A17: High-performance liquid chromatography (HPLC) coupled with UV detection is a widely used method for quantifying this compound in various matrices. [, , ] UPLC-MS (Ultra Performance Liquid Chromatography-Mass Spectrometry) is another powerful technique used to detect and quantify this compound and its related substances, even at low concentrations. []
Q16: How can researchers ensure the accuracy and reliability of their analytical methods for this compound?
A18: Rigorous analytical method validation is essential. This process involves assessing parameters such as accuracy, precision, specificity, linearity, range, limit of detection, limit of quantitation, robustness, and system suitability. [] Validated methods ensure reliable and accurate data for this compound analysis. []

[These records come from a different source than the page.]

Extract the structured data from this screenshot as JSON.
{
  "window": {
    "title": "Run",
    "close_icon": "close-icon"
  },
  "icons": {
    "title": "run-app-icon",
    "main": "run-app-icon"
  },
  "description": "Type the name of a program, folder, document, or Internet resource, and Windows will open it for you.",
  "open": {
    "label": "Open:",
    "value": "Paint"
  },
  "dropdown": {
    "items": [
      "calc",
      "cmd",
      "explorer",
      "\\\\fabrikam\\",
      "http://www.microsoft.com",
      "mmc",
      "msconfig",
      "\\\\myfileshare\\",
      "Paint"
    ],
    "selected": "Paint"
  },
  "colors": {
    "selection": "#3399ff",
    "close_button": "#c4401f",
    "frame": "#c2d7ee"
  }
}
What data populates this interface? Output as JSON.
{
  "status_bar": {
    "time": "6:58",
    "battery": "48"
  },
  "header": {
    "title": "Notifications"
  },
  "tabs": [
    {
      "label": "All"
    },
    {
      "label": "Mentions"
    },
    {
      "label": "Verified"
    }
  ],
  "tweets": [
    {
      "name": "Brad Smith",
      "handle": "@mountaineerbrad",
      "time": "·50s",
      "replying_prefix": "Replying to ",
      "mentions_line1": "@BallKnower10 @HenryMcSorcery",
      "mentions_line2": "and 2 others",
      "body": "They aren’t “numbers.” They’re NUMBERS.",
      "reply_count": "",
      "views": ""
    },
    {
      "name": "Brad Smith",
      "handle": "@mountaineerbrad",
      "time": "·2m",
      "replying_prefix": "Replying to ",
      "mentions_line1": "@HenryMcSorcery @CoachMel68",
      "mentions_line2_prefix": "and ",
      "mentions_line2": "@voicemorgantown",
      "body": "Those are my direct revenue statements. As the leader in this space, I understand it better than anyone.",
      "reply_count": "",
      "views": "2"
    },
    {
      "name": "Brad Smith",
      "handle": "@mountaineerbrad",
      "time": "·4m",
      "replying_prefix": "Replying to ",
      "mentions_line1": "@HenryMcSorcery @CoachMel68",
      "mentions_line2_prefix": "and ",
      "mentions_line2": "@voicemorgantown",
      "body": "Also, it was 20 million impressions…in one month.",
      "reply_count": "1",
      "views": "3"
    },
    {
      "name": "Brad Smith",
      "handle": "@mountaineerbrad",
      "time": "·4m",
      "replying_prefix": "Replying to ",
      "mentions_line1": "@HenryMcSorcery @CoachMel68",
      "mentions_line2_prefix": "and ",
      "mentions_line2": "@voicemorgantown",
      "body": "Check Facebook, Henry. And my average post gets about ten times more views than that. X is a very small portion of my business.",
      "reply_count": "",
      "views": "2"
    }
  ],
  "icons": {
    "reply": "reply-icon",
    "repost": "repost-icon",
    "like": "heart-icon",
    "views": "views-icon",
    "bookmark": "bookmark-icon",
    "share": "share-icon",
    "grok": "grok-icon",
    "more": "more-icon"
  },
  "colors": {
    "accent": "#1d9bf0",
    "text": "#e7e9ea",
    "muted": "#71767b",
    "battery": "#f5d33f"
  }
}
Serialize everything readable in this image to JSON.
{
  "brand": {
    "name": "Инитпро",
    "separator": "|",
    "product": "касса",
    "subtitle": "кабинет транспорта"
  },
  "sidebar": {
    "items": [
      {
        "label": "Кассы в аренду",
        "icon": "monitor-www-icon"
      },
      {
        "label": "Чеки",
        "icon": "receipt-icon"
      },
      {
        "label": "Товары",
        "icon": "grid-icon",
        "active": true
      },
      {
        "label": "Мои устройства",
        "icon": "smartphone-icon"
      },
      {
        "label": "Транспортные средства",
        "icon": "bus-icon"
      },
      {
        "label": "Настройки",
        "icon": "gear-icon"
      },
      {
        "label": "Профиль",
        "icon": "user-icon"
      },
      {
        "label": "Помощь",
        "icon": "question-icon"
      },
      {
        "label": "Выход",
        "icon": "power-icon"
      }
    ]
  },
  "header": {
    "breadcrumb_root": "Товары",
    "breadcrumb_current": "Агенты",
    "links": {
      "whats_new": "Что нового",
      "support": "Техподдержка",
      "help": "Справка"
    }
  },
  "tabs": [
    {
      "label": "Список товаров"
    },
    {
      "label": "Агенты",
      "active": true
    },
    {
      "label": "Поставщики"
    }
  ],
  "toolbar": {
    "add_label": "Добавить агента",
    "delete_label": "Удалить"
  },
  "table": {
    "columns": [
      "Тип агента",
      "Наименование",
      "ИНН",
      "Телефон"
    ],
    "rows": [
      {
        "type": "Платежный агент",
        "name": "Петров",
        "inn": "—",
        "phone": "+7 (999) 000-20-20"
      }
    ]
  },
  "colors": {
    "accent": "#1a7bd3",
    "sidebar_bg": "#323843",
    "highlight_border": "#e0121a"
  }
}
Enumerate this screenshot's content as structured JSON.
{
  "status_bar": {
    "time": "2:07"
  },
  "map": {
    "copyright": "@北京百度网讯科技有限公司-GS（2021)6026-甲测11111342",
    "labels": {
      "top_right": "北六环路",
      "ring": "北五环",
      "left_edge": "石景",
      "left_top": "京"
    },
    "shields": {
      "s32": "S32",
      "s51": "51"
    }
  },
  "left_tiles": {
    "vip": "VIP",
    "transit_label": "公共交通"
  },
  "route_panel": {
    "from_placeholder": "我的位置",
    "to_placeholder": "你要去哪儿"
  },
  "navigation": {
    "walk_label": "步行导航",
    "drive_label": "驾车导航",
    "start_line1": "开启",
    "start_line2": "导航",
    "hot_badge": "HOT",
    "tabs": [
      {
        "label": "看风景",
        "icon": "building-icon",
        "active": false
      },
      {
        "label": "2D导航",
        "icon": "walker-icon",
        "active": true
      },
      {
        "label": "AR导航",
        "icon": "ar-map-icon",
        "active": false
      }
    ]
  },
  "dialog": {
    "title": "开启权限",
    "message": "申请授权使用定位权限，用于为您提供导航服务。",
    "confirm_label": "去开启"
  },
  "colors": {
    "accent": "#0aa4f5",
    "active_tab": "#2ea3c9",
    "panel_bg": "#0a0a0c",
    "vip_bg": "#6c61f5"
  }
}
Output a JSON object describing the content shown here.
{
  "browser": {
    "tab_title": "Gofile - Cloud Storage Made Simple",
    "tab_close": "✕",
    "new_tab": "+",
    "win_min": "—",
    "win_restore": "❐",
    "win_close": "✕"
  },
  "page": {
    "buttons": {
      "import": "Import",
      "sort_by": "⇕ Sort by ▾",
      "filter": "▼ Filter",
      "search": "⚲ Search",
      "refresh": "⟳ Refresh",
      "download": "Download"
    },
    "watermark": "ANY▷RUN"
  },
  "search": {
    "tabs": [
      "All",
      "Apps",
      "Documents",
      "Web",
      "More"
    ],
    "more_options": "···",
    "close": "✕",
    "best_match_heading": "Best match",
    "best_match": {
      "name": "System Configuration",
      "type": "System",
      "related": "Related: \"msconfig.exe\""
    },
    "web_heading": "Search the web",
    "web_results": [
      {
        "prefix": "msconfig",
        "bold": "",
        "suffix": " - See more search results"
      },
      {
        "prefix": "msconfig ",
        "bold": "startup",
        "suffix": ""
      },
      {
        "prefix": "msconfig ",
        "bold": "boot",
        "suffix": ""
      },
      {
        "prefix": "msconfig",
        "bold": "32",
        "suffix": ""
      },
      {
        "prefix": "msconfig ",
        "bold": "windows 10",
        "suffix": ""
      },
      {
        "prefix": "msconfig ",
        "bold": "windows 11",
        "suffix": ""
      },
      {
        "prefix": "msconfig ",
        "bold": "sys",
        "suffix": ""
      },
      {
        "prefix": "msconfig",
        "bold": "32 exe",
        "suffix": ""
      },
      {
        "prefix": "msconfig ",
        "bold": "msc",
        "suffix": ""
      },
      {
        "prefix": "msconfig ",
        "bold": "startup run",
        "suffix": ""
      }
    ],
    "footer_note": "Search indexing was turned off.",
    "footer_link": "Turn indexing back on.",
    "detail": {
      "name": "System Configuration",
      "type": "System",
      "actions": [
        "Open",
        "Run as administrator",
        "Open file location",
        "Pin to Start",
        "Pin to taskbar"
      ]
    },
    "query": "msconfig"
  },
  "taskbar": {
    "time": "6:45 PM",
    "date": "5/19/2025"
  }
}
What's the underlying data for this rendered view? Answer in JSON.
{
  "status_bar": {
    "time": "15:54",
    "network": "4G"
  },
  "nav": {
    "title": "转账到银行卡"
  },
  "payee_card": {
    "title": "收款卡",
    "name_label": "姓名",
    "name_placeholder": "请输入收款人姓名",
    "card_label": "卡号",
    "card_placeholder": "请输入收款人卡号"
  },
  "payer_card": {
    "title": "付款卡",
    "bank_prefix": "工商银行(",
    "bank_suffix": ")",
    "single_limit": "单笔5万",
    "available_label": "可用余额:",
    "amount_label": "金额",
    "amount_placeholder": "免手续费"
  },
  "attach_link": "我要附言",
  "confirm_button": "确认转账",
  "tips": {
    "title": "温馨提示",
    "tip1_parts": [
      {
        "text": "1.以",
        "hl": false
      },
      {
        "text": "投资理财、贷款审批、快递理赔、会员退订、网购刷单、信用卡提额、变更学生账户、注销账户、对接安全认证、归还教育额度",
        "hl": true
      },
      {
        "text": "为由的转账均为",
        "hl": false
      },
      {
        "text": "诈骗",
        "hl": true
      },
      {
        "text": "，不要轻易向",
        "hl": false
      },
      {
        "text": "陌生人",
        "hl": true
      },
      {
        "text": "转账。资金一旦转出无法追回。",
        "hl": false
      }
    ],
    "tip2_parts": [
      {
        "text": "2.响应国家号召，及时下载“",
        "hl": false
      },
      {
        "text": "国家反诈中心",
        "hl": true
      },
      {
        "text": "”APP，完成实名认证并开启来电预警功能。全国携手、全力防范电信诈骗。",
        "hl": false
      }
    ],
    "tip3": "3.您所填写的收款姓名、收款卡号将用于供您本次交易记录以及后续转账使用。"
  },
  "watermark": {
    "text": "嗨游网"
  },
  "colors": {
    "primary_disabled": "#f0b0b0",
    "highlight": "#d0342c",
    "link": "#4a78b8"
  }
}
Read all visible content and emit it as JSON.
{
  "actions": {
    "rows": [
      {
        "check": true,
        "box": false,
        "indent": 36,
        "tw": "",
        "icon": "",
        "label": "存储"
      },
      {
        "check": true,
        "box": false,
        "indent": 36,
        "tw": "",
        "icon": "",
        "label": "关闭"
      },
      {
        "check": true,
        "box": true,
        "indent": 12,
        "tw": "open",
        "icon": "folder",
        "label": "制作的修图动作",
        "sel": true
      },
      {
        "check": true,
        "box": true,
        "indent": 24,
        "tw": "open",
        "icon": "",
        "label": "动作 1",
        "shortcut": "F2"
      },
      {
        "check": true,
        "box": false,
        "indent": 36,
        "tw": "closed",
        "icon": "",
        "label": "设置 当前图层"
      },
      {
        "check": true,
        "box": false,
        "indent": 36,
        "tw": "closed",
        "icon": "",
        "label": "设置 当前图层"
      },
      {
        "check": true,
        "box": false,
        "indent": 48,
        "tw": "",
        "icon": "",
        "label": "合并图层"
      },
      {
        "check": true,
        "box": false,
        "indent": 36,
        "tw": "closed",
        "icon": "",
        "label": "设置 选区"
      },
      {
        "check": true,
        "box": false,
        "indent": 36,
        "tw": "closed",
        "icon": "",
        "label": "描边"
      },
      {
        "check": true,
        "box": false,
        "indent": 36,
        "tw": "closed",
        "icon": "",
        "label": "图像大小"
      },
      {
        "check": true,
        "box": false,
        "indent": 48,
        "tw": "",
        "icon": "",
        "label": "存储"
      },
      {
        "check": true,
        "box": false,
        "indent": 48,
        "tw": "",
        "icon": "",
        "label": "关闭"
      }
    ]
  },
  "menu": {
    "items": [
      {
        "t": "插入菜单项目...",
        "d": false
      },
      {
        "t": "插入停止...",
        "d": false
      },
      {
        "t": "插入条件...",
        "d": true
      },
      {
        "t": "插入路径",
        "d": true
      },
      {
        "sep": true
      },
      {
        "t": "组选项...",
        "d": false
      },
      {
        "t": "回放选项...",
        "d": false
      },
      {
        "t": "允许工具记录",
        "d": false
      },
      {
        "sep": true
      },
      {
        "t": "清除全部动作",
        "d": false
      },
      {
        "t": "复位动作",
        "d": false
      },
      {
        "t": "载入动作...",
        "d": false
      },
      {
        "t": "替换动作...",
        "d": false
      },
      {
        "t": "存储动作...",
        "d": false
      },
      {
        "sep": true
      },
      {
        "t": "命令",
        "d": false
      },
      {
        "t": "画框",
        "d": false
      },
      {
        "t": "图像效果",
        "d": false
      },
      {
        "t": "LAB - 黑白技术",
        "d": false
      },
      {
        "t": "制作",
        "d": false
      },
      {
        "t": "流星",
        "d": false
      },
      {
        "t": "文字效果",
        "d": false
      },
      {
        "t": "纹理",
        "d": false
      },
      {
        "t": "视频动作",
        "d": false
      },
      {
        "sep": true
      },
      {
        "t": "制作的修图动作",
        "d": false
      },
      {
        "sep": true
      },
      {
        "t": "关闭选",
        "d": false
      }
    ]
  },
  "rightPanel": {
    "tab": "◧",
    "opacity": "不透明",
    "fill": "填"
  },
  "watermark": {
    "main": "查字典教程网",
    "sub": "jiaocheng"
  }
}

Disclaimer and Information on In-Vitro Research Products
Please be aware that all articles and product information presented on BenchChem are intended solely for informational purposes. The products available for purchase on BenchChem are specifically designed for in-vitro studies, which are conducted outside of living organisms. In-vitro studies, derived from the Latin term "in glass," involve experiments performed in controlled laboratory settings using cells or tissues. It is important to note that these products are not categorized as medicines or drugs, and they have not received approval from the FDA for the prevention, treatment, or cure of any medical condition, ailment, or disease. We must emphasize that any form of bodily introduction of these products into humans or animals is strictly prohibited by law. It is essential to adhere to these guidelines to ensure compliance with legal and ethical standards in research and experimentation.